China’s Ministry of Foreign Affairs didn’t immediately reply to a request for comment.
TikTok has admitted that data on its European users could be accessed by employees based in China, but denies it will ever share such information with the Chinese government. An organization spokesperson told CNBC the firm has “all the time been certain by and strived to comply with EU regulations that apply to us.”
“We’re continuing to foster a robust culture of compliance by investing heavily in evolving our platform and business to align with the changing regulatory framework,” the spokesperson said.

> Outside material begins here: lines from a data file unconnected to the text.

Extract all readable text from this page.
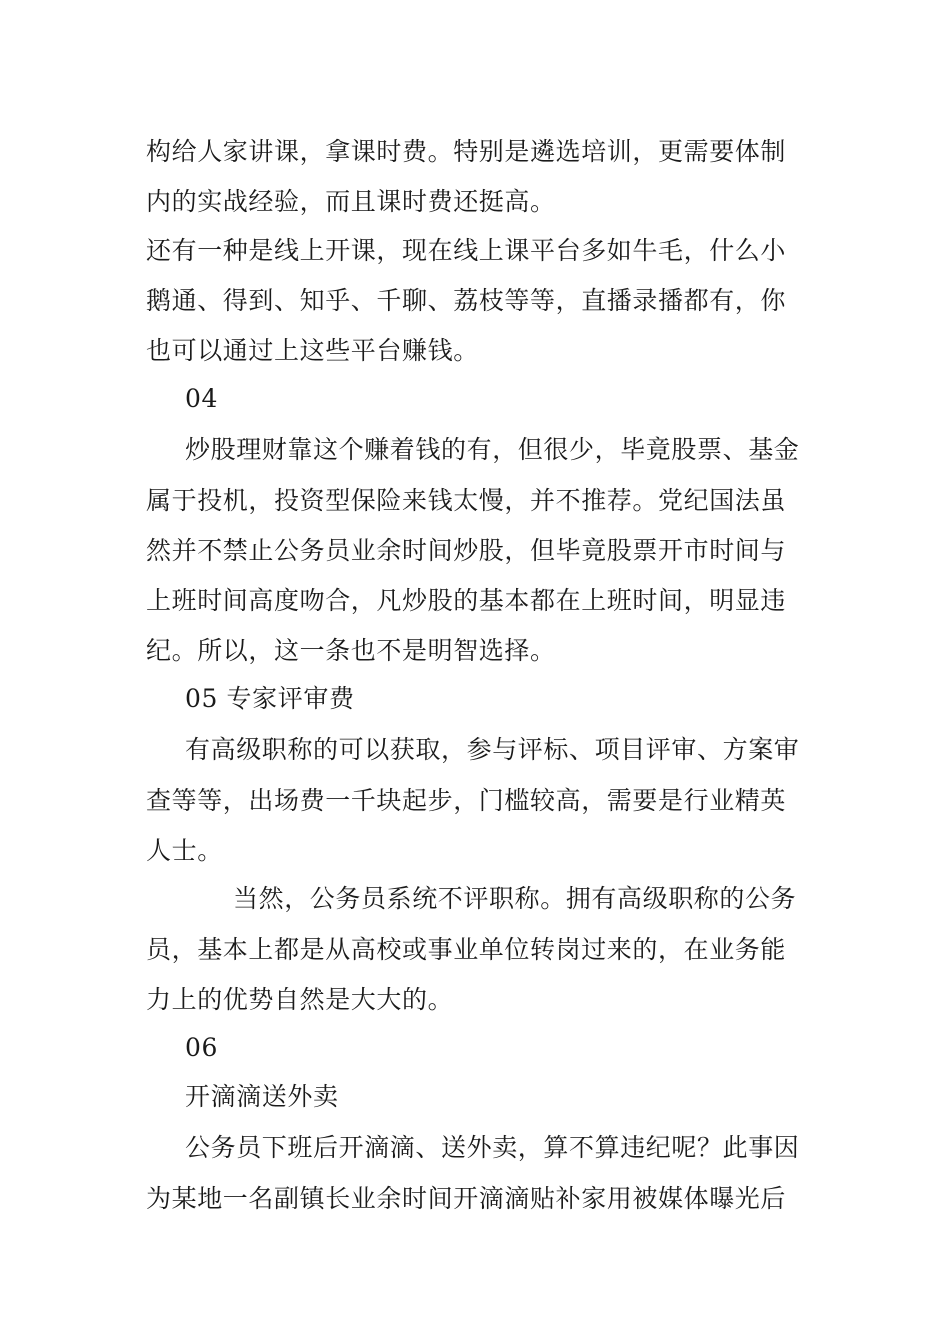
构给人家讲课，拿课时费。特别是遴选培训，更需要体制
内的实战经验，而且课时费还挺高。
还有一种是线上开课，现在线上课平台多如牛毛，什么小
鹅通、得到、知乎、千聊、荔枝等等，直播录播都有，你
也可以通过上这些平台赚钱。
04
炒股理财靠这个赚着钱的有，但很少，毕竟股票、基金
属于投机，投资型保险来钱太慢，并不推荐。党纪国法虽
然并不禁止公务员业余时间炒股，但毕竟股票开市时间与
上班时间高度吻合，凡炒股的基本都在上班时间，明显违
纪。所以，这一条也不是明智选择。
05 专家评审费
有高级职称的可以获取，参与评标、项目评审、方案审
查等等，出场费一千块起步，门槛较高，需要是行业精英
人士。
当然，公务员系统不评职称。拥有高级职称的公务
员，基本上都是从高校或事业单位转岗过来的，在业务能
力上的优势自然是大大的。
06
开滴滴送外卖
公务员下班后开滴滴、送外卖，算不算违纪呢？此事因
为某地一名副镇长业余时间开滴滴贴补家用被媒体曝光后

The firm nonetheless says it’s committed to creating a strong system for processing the info of Europeans inside Europe. This can include establishing a latest data center in Ireland to accommodate European users’ data locally.
That reflects a significant difference: European regulators have focused on data processing, while U.S. regulators search for national security threats.
Meanwhile, investigations into TikTok’s accessing of users’ data in China are “beginning to bear fruit,” based on Thillien.
Investigations take time. The Irish Data Protection Commission took nearly five years to finish its probe into Meta’s targeted promoting practices, which resulted in a fantastic of greater than $400 million.
The commission is examining whether the transfer of user data from TikTok to China and processing of knowledge on minors is in breach of the bloc’s strict GDPR privacy rules. An consequence within the Irish privacy probe is not expected until late this 12 months or 2024.